As my lips neared his, I met his eyes, his gaze heating me through and telling me that yes, this was absolutely the best idea ever. I knew I could sneak a kiss, pretend to be confused because of the emotions of the evening, and he’d let me get away with it. I knew this would complicate things; I knew this would make it impossible to go back to what we had before. But I didn’t want what we had before. I wanted, hell, I needed more. I instinctively ran in the opposite direction, and brought his mouth to mine.
Soft, incredibly soft lips brushed against mine once, twice, and then again. I sighed into his mouth as his hands settled on my hips. I could kiss this man for a year. He stepped between my legs, pushing me toward the back of the shower, and I moaned against his lips, feeling the length of his body pressing into mine as I twisted to feel more of him, needing as many points of contact as I could get.

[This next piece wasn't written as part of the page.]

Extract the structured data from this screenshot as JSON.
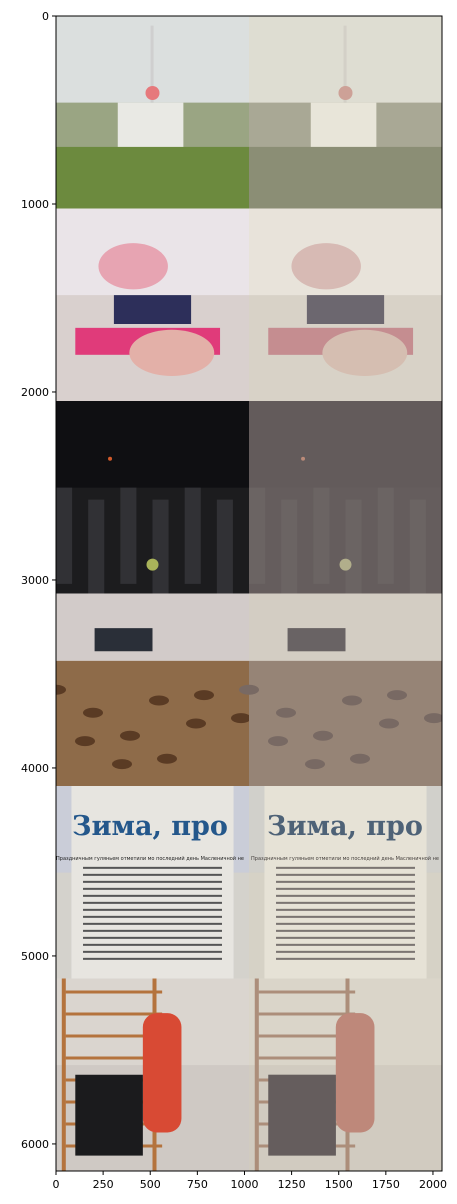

I delighted in the feel of lips on mine, his mouth teasing at my own as my hands roamed in his hair. “Do you have any idea,” I said as our kiss broke and he tilted my head back to press his mouth against my neck, “how much I love your hair? I never told you, but gingers make me crazy.” I groaned as he sucked at the skin below my ear. “The second I saw you, I thought, this is the sexiest man I have ever seen.” I pressed wet kisses against his collarbone.
He ran his hands up and down my back. “The first time I saw you, at that restaurant, I knew I wanted to see you naked. As soon as possible.”
“And here I am,” I murmured, stepping back so he could take a good look. “Naked.”
His eyes smoldered as his gaze swept across my body. “Chloe,” he whispered. “You’re perfection.”
I purred, I actually purred, dragging my hands down his torso, over the defined muscles in his chest, the tiny little hairs that gathered there. Letting my gaze follow my hands, I decided to sneak a peek as well. “Mmm, and you’re—holy sweet fuck, are you kidding me?”
Here’s the thing about an enormous penis. They don’t just live in romance novels. They don’t just live on famous actors, although John Hamm and Michael Fassbender need to admit a certain ginger vet into their Big Cock Club. They’re real. And they’re out there. Right here, even, in my guest shower.
For every peanut, there is an eggplant. For every Charles, there is a Lucas. And since I’d had one, I feel I deserved the other.
My “Holy sweet fuck, are you kidding me?” still ricocheted off the tiles, bouncing off his shocked face.